Speaking at a conference Tuesday in New York, executives from big banks across the country warned investors that first-quarter revenue growth will be flat.
"It's been a tough quarter," said John Gerspach, the chief financial officer at Citigroup.
Market volatility has been a drag on income so far this year, bankers said. Oil prices plunged deeper. Equity markets crashed. And banks have scaled back expectations for future rate increases.
While markets and oil had rebounded slightly in the past week, it may be too little too late with only three weeks left to go in the quarter, representatives of Citigroup, BB&T, SunTrust and other banks said at an all-day conference sponsored by RBC Capital Markets.
Citi — which missed analyst estimates in January — faces a host of challenges. It will take a $400 million "repositioning charge" as it continues to "resize" its operations, Gerspach said. He gave few details on the nature of the changes.
Additionally, Citi is currently projecting a 25% decline in investment banking revenue. It also plans to add $350 million in reserves in its corporate bank — a move that will boost its energy reserves to 4.5% Gerspach said.
Throughout the presentations, executives tried to put a positive spin on what has amounted to a rocky few months.
Low oil prices have pushed consumers to buy new cars, executives said.
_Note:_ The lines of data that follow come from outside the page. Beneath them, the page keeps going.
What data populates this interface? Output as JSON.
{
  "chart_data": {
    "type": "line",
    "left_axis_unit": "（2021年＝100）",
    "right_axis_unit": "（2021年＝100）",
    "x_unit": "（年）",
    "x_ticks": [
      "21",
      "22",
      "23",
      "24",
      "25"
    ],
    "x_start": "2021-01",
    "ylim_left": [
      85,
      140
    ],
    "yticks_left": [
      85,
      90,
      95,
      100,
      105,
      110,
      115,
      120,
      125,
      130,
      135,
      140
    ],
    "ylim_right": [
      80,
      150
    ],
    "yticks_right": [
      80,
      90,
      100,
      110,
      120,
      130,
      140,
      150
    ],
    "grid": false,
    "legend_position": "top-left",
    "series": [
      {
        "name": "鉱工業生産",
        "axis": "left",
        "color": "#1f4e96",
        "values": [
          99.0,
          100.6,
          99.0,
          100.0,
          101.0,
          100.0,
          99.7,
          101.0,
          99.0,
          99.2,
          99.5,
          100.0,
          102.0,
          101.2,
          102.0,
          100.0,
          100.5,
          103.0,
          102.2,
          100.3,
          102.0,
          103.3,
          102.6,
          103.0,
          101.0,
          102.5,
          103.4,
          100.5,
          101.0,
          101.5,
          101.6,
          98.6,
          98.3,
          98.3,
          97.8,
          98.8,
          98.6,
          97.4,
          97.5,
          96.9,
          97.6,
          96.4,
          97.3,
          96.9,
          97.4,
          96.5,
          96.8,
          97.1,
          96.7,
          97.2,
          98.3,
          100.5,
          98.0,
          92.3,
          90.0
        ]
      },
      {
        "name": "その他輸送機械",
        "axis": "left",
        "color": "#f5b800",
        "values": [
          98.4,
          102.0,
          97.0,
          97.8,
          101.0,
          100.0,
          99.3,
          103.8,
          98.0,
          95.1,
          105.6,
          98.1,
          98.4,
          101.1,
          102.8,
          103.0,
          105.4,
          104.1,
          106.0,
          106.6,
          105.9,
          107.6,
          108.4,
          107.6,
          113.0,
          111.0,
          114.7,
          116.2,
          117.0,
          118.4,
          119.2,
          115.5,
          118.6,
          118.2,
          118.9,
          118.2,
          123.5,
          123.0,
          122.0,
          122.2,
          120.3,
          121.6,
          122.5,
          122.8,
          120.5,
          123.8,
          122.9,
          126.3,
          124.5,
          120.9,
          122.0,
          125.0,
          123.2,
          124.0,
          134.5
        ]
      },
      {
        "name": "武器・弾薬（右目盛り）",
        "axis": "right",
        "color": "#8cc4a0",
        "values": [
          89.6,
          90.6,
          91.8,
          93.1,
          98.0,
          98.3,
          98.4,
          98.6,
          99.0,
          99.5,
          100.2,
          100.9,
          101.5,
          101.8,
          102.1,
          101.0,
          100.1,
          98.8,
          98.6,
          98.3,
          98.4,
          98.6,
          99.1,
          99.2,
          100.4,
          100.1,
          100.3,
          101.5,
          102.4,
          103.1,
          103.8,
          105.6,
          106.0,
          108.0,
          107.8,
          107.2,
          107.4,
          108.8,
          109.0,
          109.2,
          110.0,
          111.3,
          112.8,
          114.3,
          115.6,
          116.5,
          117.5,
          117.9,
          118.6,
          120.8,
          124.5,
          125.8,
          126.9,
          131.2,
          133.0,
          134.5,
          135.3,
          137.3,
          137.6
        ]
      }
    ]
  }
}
Most bankers also said that, outside of the energy markets, corporate clients have not reported significant stress, despite the recent volatility.
"Main Street and Wall Street are not seeing the same thing for their outlook in the economy," said Chris Gorman, head of corporate banking at the $93 billion-asset KeyCorp in Cleveland.
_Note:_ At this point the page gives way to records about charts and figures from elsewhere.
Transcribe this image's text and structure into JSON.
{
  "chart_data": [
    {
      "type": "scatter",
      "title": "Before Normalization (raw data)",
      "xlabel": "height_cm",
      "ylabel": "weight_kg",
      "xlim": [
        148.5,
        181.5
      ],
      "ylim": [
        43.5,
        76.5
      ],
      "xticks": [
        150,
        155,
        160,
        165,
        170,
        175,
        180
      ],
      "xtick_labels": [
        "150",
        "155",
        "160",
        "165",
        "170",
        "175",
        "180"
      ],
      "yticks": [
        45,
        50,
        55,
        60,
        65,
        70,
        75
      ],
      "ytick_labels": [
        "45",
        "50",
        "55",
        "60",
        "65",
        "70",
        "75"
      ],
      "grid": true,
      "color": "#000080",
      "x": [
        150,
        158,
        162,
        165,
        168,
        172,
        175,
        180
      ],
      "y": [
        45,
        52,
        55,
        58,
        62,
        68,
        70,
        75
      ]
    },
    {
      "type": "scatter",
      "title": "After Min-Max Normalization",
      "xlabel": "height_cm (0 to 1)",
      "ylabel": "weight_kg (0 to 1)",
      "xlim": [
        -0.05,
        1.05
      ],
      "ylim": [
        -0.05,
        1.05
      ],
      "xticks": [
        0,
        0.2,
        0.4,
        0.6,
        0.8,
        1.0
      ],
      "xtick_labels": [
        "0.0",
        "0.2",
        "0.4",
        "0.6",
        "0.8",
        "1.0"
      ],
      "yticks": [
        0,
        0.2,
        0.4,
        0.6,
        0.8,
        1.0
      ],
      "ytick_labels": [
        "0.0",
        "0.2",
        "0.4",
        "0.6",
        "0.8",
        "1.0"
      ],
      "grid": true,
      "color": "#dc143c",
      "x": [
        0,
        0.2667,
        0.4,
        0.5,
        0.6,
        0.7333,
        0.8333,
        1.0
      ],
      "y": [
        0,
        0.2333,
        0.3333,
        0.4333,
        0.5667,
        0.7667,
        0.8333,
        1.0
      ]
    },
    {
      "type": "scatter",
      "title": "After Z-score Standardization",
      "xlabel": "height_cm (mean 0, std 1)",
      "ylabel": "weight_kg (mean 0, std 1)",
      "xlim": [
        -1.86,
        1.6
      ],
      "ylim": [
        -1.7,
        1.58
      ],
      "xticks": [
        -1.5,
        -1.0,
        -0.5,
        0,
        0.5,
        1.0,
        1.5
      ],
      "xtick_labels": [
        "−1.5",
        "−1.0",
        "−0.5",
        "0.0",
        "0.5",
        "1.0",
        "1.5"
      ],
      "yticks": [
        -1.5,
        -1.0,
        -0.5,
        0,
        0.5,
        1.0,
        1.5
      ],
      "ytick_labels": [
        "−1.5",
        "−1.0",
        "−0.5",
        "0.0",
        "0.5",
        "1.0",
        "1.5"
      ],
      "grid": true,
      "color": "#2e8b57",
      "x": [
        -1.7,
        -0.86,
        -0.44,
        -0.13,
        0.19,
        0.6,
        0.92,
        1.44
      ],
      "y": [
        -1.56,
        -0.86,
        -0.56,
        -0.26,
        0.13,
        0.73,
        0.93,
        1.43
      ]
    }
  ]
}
Still, most bankers said the market crash — along with the declines in oil — will be a heavy weight on their first-quarter results.
BB&T in Winston-Salem, N.C., said it expects slow revenue growth across the board.
The company said Tuesday that it plans to set aside up to $40 million for bad energy loans — boosting its reserve level to about 8%.
Additionally, the company is projecting flat loan growth, due to a "little softening in the commercial market," said Christopher Henson, chief operating officer at the $210 billion-asset company.
Fee income will also be flat, in light of lackluster performance in the company's sales and trading division, Hansen said.
SunTrust Banks in Atlanta also warned investors that it sees challenges ahead.
With future rate increases in question, the Atlanta bank has begun to scale back its expectations for revenue growth, according to Aleem Gillani, the company's chief financial officer.
"As we moved into January, February, we saw the Fed completely reverse course," Gillani said.
In line with its competitors, SunTrust has seen investment banking revenue decline over the past few months, putting a drag fee-based revenue.
With few other options to drive growth, SunTrust has begun looking at ways to boost profits by cutting costs.
"Knowing that we're going to have some first-quarter volatility in our revenue base, we're starting to calibrate our expenses against that," Gillani said.
The $186 billion-asset SunTrust has been scaling down for months, cutting expenses across the board as it aims to lower its efficiency ratio below 60%.
At various points during the conference, bankers pointed to the Fed's recent directive on negative interest rates as an illustration of the recent economic malaise.
The central bank said last month that it would require banks to model a negative-rate scenario as part of their annual stress-testing scenarios.
Many of the industry's biggest players have been modeling the change for months, after central banks in Japan, Switzerland and elsewhere lowered rates below zero.
But the Fed directive caught several smaller institutions by surprise, bankers said.
"There were banks that were caught on their heels a bit," said Neal Blinde, corporate treasurer at Wells Fargo. He added that the San Francisco-based company began modeling the potential for a negative-rate scenario in the fall.
"It would surprise me if the U.S. ended up with negative interest rates, certainly in the near term," Gerspach said.